For the past half century, Moore's Law has been the fundamental driver of
high-performance computing. The continued CMOS technology scaling doubles
the transistor density of VLSI systems and has provided a predictable
40% performance improvement of single-core processors for every 18 to 24
months. However, as Dennard Scaling ends, the era of scaling frequency
and performance without increasing power density is over. Since 2005,
the semiconductor industry shifted to multi-core and many-core processors
in order to sustain the proportional scaling of performance along with
transistor count increases. One of the critical challenges for many-core
system design is to reduce the power dissipation and improve the energy
efficiency of the chip. Researchers are eager to seek innovative low power
architectures and techniques to relieve the "dark silicon" problem and
effectively convert transistors to performance.
To demonstrate that many-core processors with network-on-chip interconnects
are a promising architecture for high-performance energy-efficient computing,
16 Advanced Encryption Standard (AES) engines are proposed on a fine-grained
many-core system by exploring different granularities of data-level and
task-level parallelism.
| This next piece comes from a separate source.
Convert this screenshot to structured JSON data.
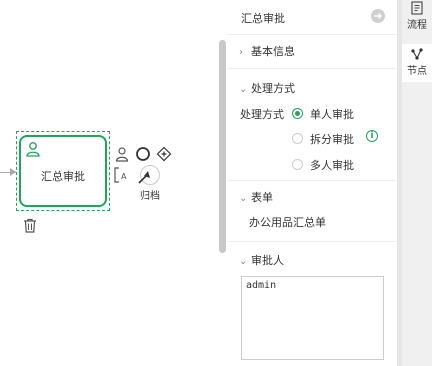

The smallest design utilizes only six cores for
offline key expansion and eight cores for online key expansion, while
the largest requires 107 cores and 137 cores, respectively. In comparison
with published AES cipher implementations on general purpose processors,
the designs have 3.5–15.6 times higher throughput per unit of chip
area and 8.2–18.1 times higher energy efficiency. Moreover, the
design shows 2.0 times higher throughput than the TI DSP C6201, and 3.3
times higher throughput per unit of chip area and 2.9 times higher energy
efficiency than the GeForce 8800 GTX.
Next, a scalable joint local and global dynamic voltage and frequency
scaling (DVFS) scheme is proposed to further improve the energy efficiency
for many-core systems by monitoring on-line workload variations. The local
algorithms selects the voltage and frequency pair for each individual core
based on its FIFO occupancy and stall information, while the global algorithm
tunes the global voltage supplies based on the workload of all active
processors. To demonstrate the effectiveness of the proposed solution,
a suite of benchmarks are tested on a many-core globally asynchronous
locally synchronous (GALS) platform. The experiment results show that the
proposed approach can achieve near-optimal power saving under performance
constraints. Different local algorithms are compared in terms of power saving,
voltage switching frequency and response delay to workload variation. The
impact of the number of voltage supplies and global voltage tuning resolution
on the global algorithm is also investigated.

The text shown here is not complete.